/proc/sysrq-trigger is often used to obtain kernel thread list on a Linux system. It has been found that this can lead to major problems (panics) on systems running Cluster Server.
If sysrq is used to obtain a thread list, the LLT (Low Latency Transport) driver running on the system will not be able to send heartbeats until the thread list has completed.
The execution of the thread list is commonly found to be longer than the LLT peerinact timeout (defines the period of heartbeat inactivity before a heartbeat link is declared inactive), which means that the other nodes in the cluster will declare it to be dead and remove it from membership. When the thread list does complete, the node will again be able to send LLT heartbeats, but as it is no longer in the cluster the system will panic.

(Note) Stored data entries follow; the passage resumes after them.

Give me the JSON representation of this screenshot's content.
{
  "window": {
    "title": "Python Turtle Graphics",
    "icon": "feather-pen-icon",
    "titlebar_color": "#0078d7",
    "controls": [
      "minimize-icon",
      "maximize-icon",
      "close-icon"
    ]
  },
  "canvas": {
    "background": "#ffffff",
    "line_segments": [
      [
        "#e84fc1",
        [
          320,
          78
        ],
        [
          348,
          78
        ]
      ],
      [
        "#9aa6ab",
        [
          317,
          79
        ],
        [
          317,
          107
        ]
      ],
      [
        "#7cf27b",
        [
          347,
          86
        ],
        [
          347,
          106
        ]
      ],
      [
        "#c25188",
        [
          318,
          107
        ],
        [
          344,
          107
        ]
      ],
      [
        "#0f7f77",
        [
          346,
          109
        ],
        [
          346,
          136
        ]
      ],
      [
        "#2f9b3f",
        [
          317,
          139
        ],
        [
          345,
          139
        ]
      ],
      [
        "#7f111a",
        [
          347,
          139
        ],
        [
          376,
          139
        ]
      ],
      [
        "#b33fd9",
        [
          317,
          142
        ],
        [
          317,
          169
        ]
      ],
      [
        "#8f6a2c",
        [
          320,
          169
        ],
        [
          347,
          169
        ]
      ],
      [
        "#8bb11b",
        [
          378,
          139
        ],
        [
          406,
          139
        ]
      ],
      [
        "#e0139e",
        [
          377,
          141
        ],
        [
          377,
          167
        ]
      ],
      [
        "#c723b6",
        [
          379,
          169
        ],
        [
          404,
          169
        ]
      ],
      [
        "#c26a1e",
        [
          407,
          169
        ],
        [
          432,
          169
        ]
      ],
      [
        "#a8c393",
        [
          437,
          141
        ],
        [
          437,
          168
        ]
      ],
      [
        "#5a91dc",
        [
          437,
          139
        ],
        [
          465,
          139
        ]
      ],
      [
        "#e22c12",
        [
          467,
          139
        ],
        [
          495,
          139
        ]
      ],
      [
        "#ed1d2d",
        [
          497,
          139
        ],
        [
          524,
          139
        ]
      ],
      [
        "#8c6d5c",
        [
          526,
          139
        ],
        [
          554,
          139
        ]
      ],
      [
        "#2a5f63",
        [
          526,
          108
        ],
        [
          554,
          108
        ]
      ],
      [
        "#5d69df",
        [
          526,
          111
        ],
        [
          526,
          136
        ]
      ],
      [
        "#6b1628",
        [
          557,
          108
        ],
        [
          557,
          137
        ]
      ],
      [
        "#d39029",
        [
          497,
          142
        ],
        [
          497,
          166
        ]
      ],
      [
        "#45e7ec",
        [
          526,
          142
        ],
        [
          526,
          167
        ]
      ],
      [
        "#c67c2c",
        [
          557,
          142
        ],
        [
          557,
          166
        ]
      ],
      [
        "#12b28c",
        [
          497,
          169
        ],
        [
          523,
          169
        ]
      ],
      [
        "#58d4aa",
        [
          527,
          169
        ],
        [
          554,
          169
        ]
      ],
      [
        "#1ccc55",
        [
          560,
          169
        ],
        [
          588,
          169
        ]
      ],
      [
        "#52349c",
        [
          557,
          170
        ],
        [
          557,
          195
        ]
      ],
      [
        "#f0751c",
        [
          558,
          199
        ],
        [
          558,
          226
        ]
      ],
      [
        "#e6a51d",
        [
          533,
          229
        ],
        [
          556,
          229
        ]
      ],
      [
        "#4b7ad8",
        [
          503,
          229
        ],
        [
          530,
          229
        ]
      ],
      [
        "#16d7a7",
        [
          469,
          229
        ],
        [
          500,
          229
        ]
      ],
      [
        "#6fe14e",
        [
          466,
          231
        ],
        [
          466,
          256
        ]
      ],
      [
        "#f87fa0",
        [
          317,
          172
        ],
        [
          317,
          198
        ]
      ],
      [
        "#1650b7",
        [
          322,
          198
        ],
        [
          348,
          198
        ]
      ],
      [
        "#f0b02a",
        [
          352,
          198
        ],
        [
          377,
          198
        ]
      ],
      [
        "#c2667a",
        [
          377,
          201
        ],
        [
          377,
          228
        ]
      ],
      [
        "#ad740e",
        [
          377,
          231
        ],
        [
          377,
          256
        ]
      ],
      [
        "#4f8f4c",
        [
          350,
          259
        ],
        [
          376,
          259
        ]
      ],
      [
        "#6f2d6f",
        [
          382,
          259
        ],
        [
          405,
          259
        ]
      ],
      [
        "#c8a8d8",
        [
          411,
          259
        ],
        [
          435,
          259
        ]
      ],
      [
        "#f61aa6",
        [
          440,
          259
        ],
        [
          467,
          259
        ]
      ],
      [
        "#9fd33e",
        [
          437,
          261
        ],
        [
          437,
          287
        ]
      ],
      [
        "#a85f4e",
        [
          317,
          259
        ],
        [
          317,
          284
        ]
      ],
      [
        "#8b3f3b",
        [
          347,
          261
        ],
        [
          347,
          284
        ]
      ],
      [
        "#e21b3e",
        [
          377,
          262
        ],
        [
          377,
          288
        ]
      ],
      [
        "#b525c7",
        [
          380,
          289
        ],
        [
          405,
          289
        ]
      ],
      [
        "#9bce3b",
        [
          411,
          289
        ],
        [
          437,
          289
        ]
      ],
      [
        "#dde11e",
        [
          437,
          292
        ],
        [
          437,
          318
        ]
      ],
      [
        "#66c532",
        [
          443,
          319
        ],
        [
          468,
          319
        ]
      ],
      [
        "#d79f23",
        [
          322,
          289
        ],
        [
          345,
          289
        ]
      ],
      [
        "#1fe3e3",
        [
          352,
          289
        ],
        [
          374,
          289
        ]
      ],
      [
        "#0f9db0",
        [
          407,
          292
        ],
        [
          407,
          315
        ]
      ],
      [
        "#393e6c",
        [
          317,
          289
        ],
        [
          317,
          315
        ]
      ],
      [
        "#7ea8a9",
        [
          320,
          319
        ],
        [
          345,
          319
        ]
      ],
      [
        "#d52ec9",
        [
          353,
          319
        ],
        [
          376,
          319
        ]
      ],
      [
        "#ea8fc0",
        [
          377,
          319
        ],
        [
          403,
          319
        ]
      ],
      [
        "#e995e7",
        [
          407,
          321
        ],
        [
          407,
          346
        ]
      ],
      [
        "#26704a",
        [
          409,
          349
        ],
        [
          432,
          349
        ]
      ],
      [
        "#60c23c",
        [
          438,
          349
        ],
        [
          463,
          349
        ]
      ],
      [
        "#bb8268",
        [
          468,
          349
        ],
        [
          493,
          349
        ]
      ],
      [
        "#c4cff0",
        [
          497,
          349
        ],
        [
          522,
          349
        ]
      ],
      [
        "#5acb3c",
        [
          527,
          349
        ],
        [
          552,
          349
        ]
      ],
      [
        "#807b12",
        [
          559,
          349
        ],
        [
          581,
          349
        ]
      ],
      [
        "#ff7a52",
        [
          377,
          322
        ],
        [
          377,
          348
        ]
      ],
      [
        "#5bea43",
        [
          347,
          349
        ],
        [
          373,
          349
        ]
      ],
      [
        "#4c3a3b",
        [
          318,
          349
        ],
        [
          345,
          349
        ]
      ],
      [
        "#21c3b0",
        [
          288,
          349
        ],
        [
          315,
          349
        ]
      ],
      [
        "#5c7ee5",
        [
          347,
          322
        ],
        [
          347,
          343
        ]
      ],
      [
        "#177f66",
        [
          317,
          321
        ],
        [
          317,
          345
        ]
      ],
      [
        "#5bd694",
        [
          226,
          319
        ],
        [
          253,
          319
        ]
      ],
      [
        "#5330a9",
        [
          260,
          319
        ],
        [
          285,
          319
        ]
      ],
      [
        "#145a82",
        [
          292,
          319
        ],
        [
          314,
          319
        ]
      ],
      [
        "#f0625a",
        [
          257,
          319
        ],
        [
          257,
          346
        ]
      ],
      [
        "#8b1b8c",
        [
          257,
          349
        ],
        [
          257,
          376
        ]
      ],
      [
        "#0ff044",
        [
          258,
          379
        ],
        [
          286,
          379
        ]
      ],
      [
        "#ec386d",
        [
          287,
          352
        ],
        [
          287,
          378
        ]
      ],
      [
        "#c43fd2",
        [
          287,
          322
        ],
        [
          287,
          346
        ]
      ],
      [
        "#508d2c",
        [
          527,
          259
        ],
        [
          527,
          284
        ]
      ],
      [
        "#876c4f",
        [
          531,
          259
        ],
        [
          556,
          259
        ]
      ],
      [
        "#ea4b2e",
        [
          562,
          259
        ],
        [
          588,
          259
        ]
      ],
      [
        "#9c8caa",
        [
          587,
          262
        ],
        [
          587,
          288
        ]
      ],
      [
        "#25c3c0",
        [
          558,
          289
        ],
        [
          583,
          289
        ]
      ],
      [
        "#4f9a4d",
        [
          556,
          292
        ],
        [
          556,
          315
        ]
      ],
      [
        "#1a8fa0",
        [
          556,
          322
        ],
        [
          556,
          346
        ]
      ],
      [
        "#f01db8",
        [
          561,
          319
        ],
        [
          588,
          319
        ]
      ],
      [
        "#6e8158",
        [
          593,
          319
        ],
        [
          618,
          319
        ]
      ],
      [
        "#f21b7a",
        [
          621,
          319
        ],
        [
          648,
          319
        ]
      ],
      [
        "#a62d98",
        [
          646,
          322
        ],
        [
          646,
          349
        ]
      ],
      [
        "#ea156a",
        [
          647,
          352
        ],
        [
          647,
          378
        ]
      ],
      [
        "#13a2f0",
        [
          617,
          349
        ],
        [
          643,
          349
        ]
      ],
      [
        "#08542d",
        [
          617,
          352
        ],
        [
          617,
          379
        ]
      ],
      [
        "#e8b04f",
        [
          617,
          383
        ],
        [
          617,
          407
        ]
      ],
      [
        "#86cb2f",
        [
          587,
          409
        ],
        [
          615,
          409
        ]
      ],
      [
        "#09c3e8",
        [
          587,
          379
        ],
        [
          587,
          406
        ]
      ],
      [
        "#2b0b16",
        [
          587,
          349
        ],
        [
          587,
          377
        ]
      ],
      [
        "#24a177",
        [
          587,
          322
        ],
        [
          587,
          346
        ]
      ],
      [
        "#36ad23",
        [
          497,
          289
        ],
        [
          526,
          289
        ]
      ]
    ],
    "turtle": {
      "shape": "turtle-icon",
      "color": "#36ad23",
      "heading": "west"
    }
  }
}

If the timeouts are set high enough for the thread list to complete, then the whole cluster is basically paused while the thread list completes due to waiting for responses.
This applies to both RHEL (Red Hat Enterprise Linux) and SLES (SuSE Linux Enterprise Server).
If it essential to obtain the thread list, the following workaround is available which involves setting the LLT peerinact value such that it never times out and changing the value of printk (affects kernel messages to console, dmesg & syslog)
Workaround
1) Obtain current setting of peerinact and record for future use (default is 1600):
# lltconfig -T query | grep peerinact
2) Set peerinact value to a large vaule (for example 180000 is 30 minutes) and verify it has been changed:
# lltconfig -T peerinact:180000
# lltconfig -T query | grep peerinact
Please don't set the peerinact timer to higher than 214748. Due to Etrack incident 3304583, any peerinact timer value higher than 214748 will cause an internal kernel variable to overflow and may cause the LLT links to disconnect.
3) Save current printk setting:
# cat /proc/sys/kernel/printk > /tmp/printk
4) Set printk value to 0
# echo 0 > /proc/sys/kernel/printk
5) Enable SysRq if not enabled
# echo 1 > /proc/sys/kernel/sysrq
6) Take the thread list
# echo t > /proc/sysrq-trigger
7) Reset the original printk value
# cat /tmp/printk > /proc/sys/kernel/printk
8) Reset the peerinact value to the original recorded in (1):
# lltconfig -T peerinact:
# lltconfig -T query | grep peerinact
9) Disable sysrq if required
# echo 0> /proc/sys/kernel/sysrq
NOTE The cluster's ability to respond to network/nodes failures is affected whilst the peerinact value is set to a high value.